Of all the works that I have seen at arteBA, and I have looked at too many to count, one of the most memorable is Elías Santis’ ethereal painting at Mite‘s. It depicts a group of young people outside at night. A young boy with his eyes closed holds a light that casts a glow on his face while a young woman to his right reaches out for it. The painting evokes a strange but hopeful sense of looking towards the unknown. I think it is a fitting painting to represent Barrio Joven, which I found in general to be ripe not only with promise, but a sense of community within the emerging art world.
I wrote on opening night how much I loved the booths that some of the galleries had constructed — such as the wooden cabin at Big Sur and the cozy living room at Mite — so I was delighted to hear on Friday that Mite had won the prize for best gallery at Barrio Joven. Four cash prizes were handed out Friday night including two prizes for best gallery, which went to Bounjour Galería and Mite.
Chatting in Mite’s living-room booth with its owner, Nicolás Barraza, I asked him how he felt about it all. Tired, but very happy, he told me that he certainly wasn’t expecting to win the prize. It was only when collector Alejandro Konikoff, who would be handing out the prizes on Friday, came to personally invite him to the announcement that Barraza knew something was up. Returning with an envelope full of cash — 5000 pesos to be exact — was just the cherry on the top of a project that had already been met with great success. The money, he told me, was almost enough to cover Mite’s costs for participating in arteBA.
On top of selling a significant number of works at their stand, Mite recently sold the popular Santis painting I mentioned above to well-known Argentine art collector Aníbal Jozami. I couldn’t help but notice that Barraza is not your typical gallerist — not only does he not look like one, but he doesn’t really act like one either. Humble and happy to hang out with his artist friends and DJ parties at the Mite space in Patio Liceo, Barraza manages to avoid being stuffy and still have a good relationship with important art collectors. Before I left the stand, he encouraged me to go check out Bonjour’s project, which took home the other best gallery prize. That’s the kind of buena onda that exists between the projects at Barrio Joven.
At Bounjour I spoke with owner Mara Caffarone who was equally excited about her gallery’s big win, given it was Bonjour’s first time participating at the fair. Not only did the gallery win, but so did one of their artists — Nicolás Novali — who took home the first prize of ARS $15,000 for his 2009 project, Cráneo Sonriente (Smiling skull). Second prize went to Jazmin Berakha. Novali’s action installation is very cool — a giant outline of a skull concocted out of used holiday sparklers. Beside it you can watch the video of the sparklers being lit and burning the outline of the image.

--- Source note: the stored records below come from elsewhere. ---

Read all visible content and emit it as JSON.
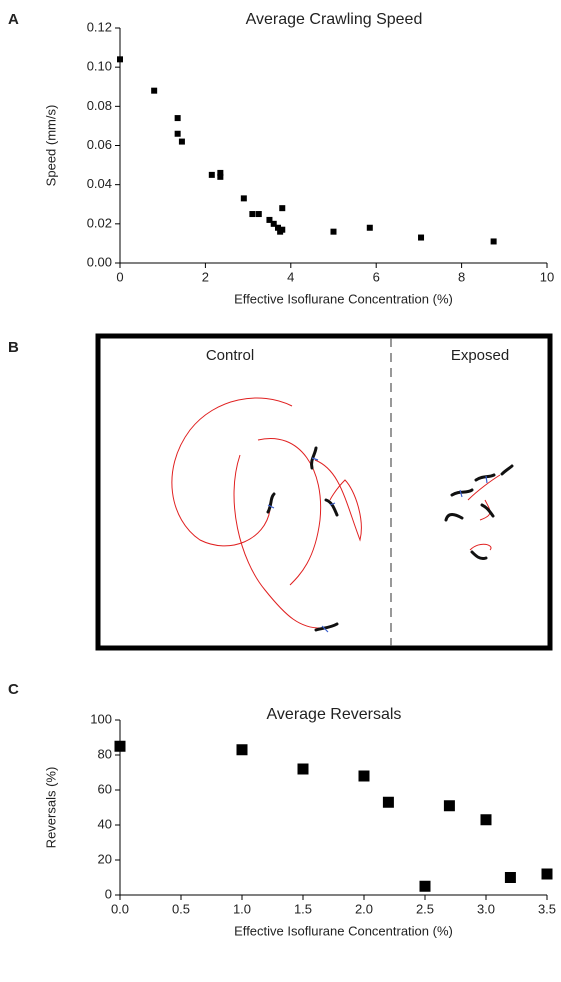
{
  "panel_labels": [
    "A",
    "B",
    "C"
  ],
  "chart_data": [
    {
      "type": "scatter",
      "title": "Average Crawling Speed",
      "xlabel": "Effective Isoflurane Concentration (%)",
      "ylabel": "Speed (mm/s)",
      "color": "#000000",
      "x": [
        0,
        0.8,
        1.35,
        1.35,
        1.45,
        2.15,
        2.35,
        2.35,
        2.9,
        3.1,
        3.25,
        3.5,
        3.6,
        3.7,
        3.75,
        3.8,
        3.8,
        5.0,
        5.85,
        7.05,
        8.75
      ],
      "values": [
        0.104,
        0.088,
        0.074,
        0.066,
        0.062,
        0.045,
        0.046,
        0.044,
        0.033,
        0.025,
        0.025,
        0.022,
        0.02,
        0.018,
        0.016,
        0.017,
        0.028,
        0.016,
        0.018,
        0.013,
        0.011
      ],
      "xlim": [
        0,
        10
      ],
      "xticks": [
        0,
        2,
        4,
        6,
        8,
        10
      ],
      "ylim": [
        0,
        0.12
      ],
      "yticks": [
        {
          "value": 0,
          "label": "0.00"
        },
        0.02,
        0.04,
        0.06,
        0.08,
        {
          "value": 0.1,
          "label": "0.10"
        },
        0.12
      ]
    },
    {
      "type": "scatter",
      "title": "Average Reversals",
      "xlabel": "Effective Isoflurane Concentration (%)",
      "ylabel": "Reversals (%)",
      "color": "#000000",
      "x": [
        0,
        1,
        1.5,
        2,
        2.2,
        2.5,
        2.7,
        3,
        3.2,
        3.5
      ],
      "values": [
        85,
        83,
        72,
        68,
        53,
        5,
        51,
        43,
        10,
        12
      ],
      "xlim": [
        0,
        3.5
      ],
      "xticks": [
        {
          "value": 0,
          "label": "0.0"
        },
        0.5,
        {
          "value": 1,
          "label": "1.0"
        },
        1.5,
        {
          "value": 2,
          "label": "2.0"
        },
        2.5,
        {
          "value": 3,
          "label": "3.0"
        },
        3.5
      ],
      "ylim": [
        0,
        100
      ],
      "yticks": [
        0,
        20,
        40,
        60,
        80,
        100
      ]
    }
  ],
  "diagram": {
    "left_label": "Control",
    "right_label": "Exposed"
  }
}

During my past four days at arteBA, I have found myself returning again and again to Barrio Joven. I’m not sure if it’s because of all the couches where you can rest your weary feet; but I know it’s not because of the stained glass house erected by Chandon — an unfortunate eyesore in my opinion. I’m pretty sure it’s because I love looking at the work of artists who haven’t been “discovered” yet, before the work and the artists themselves become tarnished by the big commercial scene. I asked Barraza if he could ever see Mite outside of Barrio Joven — on the “other” side of arteBA — and with a smile he simply said, “No…I’d rather start my own art fair.”
I suppose that’s why I like emerging art so much — it looks to the future.